Josh Hull

Personal information
- Full name: Joshua Owen Hull
- Born: 20 August 2004 (age 22) Huntingdon, Cambridgeshire, England
- Height: 201 cm (6 ft 7 in)
- Batting: Left-handed
- Bowling: Left-arm fast medium
- Role: Bowler

International information
- National side: England;
- Only Test (cap 716): 6 September 2024 v Sri Lanka

Domestic team information
- 2023–present: Leicestershire (squad no. 20)
- 2024: Manchester Originals
- 2025: Welsh Fire

Career statistics
| Competition | Test | FC | LA | T20 |
| Matches | 1 | 31 | 10 | 38 |
| Runs scored | 9 | 266 | 3 | 48 |
| Batting average | 9.00 | 14.00 | — | 12.00 |
| 100s/50s | 0/0 | 0/1 | 0/0 | 0/0 |
| Top score | 7* | 97 | 3* | 12* |
| Balls bowled | 102 | 3,450 | 454 | 723 |
| Wickets | 3 | 59 | 17 | 35 |
| Bowling average | 30.33 | 45.45 | 25.88 | 32.85 |
| 5 wickets in innings | 0 | 0 | 0 | 0 |
| 10 wickets in match | 0 | 0 | 0 | 0 |
| Best bowling | 3/53 | 3/13 | 4/43 | 3/28 |
| Catches/stumpings | 0/– | 9/– | 6/– | 6/– |
- Source: ESPNcricinfo, 26 September 2026

= Josh Hull (cricketer) =

English cricketer

Joshua Owen Hull (born 20 August 2004) is an English cricketer who is a left-arm fast medium bowler. He plays international cricket for England at Test match level, and domestic cricket for Leicestershire. In October 2022, he signed a two-year deal with Leicestershire, after taking 28 wickets for the academy team during the 2022 season.

== Personal background ==

Hull was born on 20 August 2004 in Huntingdon and was educated at Stamford School. Although his great uncle, Grenville Wilson, had played some first-class cricket for Worcestershire in the 1950s, he had wanted to pursue a career in rugby until breaking his right arm at the age of 15. From a farming family, during the COVID lockdown of 2020, his grandmother had a barn converted into a temporary cricket net where he and his brother Ollie could practise.

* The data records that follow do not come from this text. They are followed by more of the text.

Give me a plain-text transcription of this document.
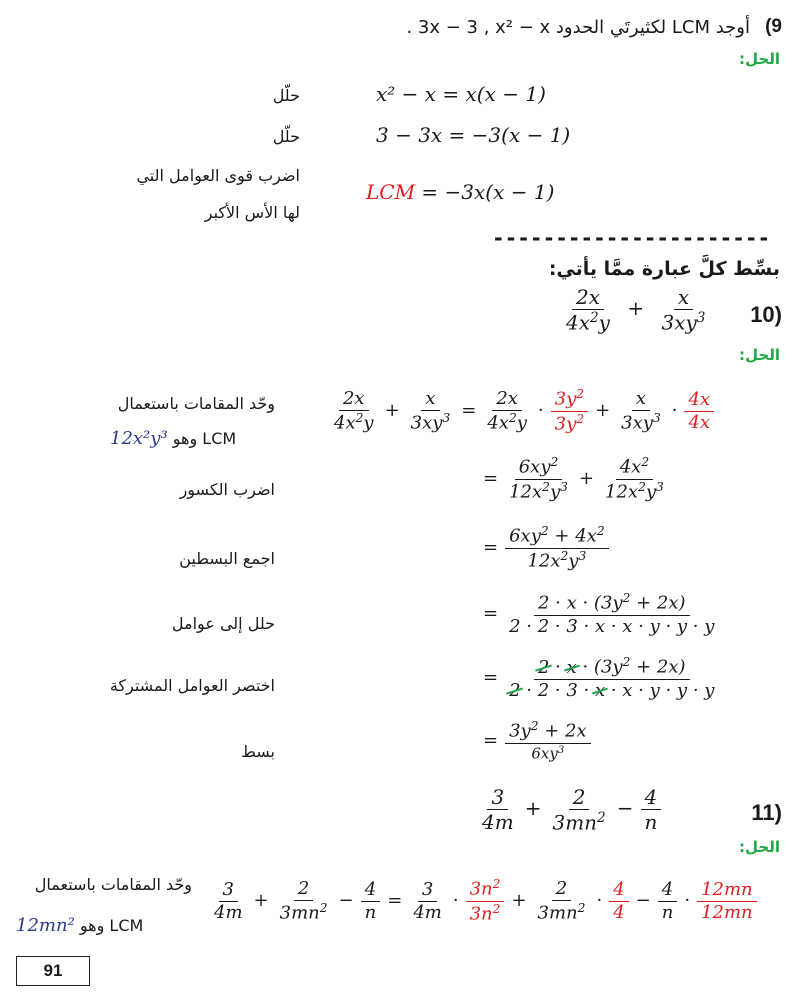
9)
أوجد LCM لكثيرتَي الحدود 3x − 3 , x² − x .
الحل:
حلّل	x² − x = x(x − 1)
حلّل	3 − 3x = −3(x − 1)
اضرب قوى العوامل التي
لها الأس الأكبر
LCM = −3x(x − 1)
----------------------
بسِّط كلَّ عبارة ممَّا يأتي:
(10
$\frac{2x}{4x^2y} + \frac{x}{3xy^3}$
الحل:
وحّد المقامات باستعمال
12x²y³ وهو LCM
اضرب الكسور
اجمع البسطين
حلل إلى عوامل
اختصر العوامل المشتركة
بسط
$\frac{2x}{4x^2y} + \frac{x}{3xy^3} = \frac{2x}{4x^2y} \cdot \frac{3y^2}{3y^2} + \frac{x}{3xy^3} \cdot \frac{4x}{4x}$
= $\frac{6xy^2}{12x^2y^3} + \frac{4x^2}{12x^2y^3}$
= $\frac{6xy^2 + 4x^2}{12x^2y^3}$
= $\frac{2 \cdot x \cdot (3y^2 + 2x)}{2 \cdot 2 \cdot 3 \cdot x \cdot x \cdot y \cdot y \cdot y}$
= $\frac{2 \cdot x \cdot (3y^2 + 2x)}{2 \cdot 2 \cdot 3 \cdot x \cdot x \cdot y \cdot y \cdot y}$
= $\frac{3y^2 + 2x}{6xy^3}$
(11
$\frac{3}{4m} + \frac{2}{3mn^2} - \frac{4}{n}$
الحل:
وحّد المقامات باستعمال
12mn² وهو LCM
$\frac{3}{4m} + \frac{2}{3mn^2} - \frac{4}{n} = \frac{3}{4m} \cdot \frac{3n^2}{3n^2} + \frac{2}{3mn^2} \cdot \frac{4}{4} - \frac{4}{n} \cdot \frac{12mn}{12mn}$
91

In March 2024, he cited Mitchell Starc as being a player he enjoyed watching and would like to emulate as a bowler.

==Career==
Hull made his first-class debut on 6 April 2023, for Leicestershire against Yorkshire in the County Championship. and finished the match with bowling figures of 4/132. He made his List A debut on 3 August 2023, against Surrey in the One-Day Cup, and his Twenty20 debut on 2 June 2023, against Northamptonshire in the T20 Blast.

In August 2024, having made only 10 first-class appearances, Hull was included in the England Test squad ahead of the second of a three-match home series against Sri Lanka, after Mark Wood's further participation was ruled out due to injury. He was also made part of the England one-day and T20 squads set to face Australia that autumn. He was selected ahead of Matthew Potts for the final Test against Sri Lanka at the Oval, beginning on 6 September, when he was presented with his cap by Andrew Flintoff. England's ninth-youngest Test debutant, former England Test captain Mike Atherton commented in the Times that he was "as young and raw a fast bowler ever to have played for England". Having been identified by Brendon McCullum as "rough diamond", the England head coach explained before the game that Hull was picked for his future potential, and that he saw the player as "someone who is worth investing in" whatever his performance in the match. Hull's maiden Test wicket came on 7 September from his 15th delivery, with Chris Woakes taking a catch to help dismiss Pathum Nissanka.

Hull was included in England's 17-man Test squad for the team's subsequent three-match away series against Pakistan. He was later ruled out of the tour due to injury.